Frans

Uitspraak
Woordherkomst en -opbouw
  • Afgeleid van abus met het voorvoegsel dés- en met het achtervoegsel -er. [1]

Werkwoord

désabuser

  1. overgankelijk (iemand) teleurstellen, ontgoochelen
    «Ces années-là sont celles de tous les excès : grosses voitures, soirées alcoolisées, poudre à volonté. En face, des flics désabusés : « Si on avait du bol, on mettait une ou deux personnes en prison par an », admet l’un d’entre eux.»[2]
    Dat waren de jaren van alle excessen: dikke auto's, avondjes vol drank, coke naar hartenlust.

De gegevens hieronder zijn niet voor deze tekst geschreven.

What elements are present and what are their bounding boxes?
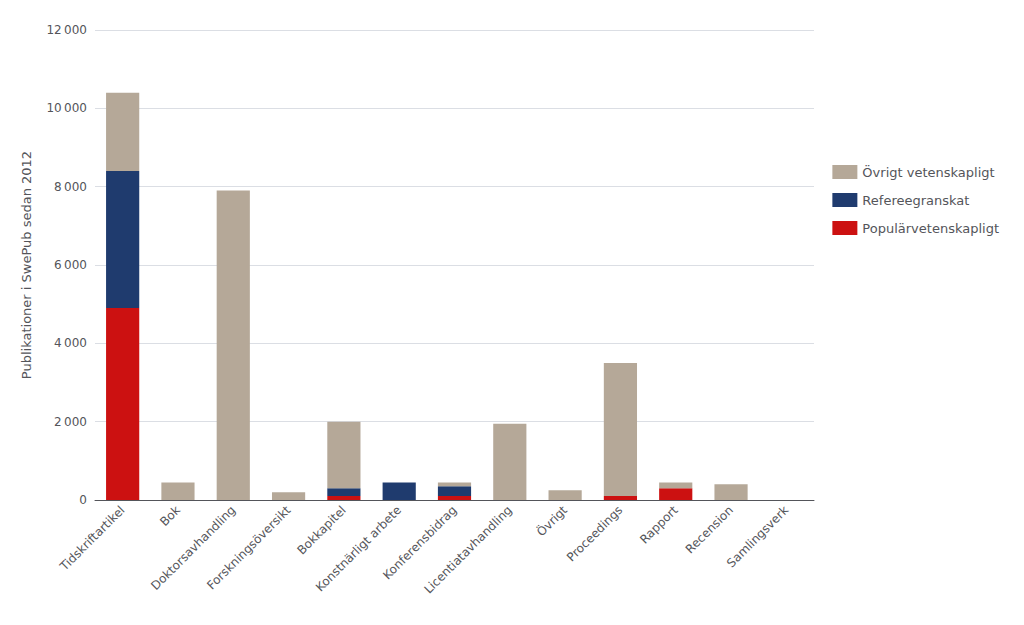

Ermee geconfronteerd, de zwaar gedesillusioneerde agenten: „Als we geluk hadden, dan hadden we jaarlijks één of twee personen achter de tralies gezet”, gaf één van hen toe.
  2. overgankelijk (iemand's) ongelijk bewijzen, (iemand iets) duidelijk maken, uit de droom helpen
    «Dans nos longues promenades sur le pont, mes deux compagnons de voyage me désabusaient à qui mieux mieux, avec une verve désolante, et faisaient tomber mes plus chères espérances comme on gaule des noix en septembre.»[3]
    Tijdens onze lange wandelingen op de brug wedijverden mijn reisgenoten elkaar met naargeestige geestdrift wie de beste was om mij een illusie armer te maken en al mijn gekoesterde verwachtingen in het water te laten vallen zoals men noten in september met een stok oogst.

Verwijzingen

  1. désabuser (Etymologie) in: Le Trésor de la Langue Française informatisé (1971-1994)   op de website cnrtl.fr  .
  2.   Weblink bron
    Audrey Fournier
    “New York, années 1970 : dans les coulisses de la lutte antimafia” (1 augustus 2020 [herzien: 3 augustus 2020]) op lemonde.fr  
  3.   Weblink bron “La Grèce contemporaine” (1854), L. Hachette, Paris, p. 3.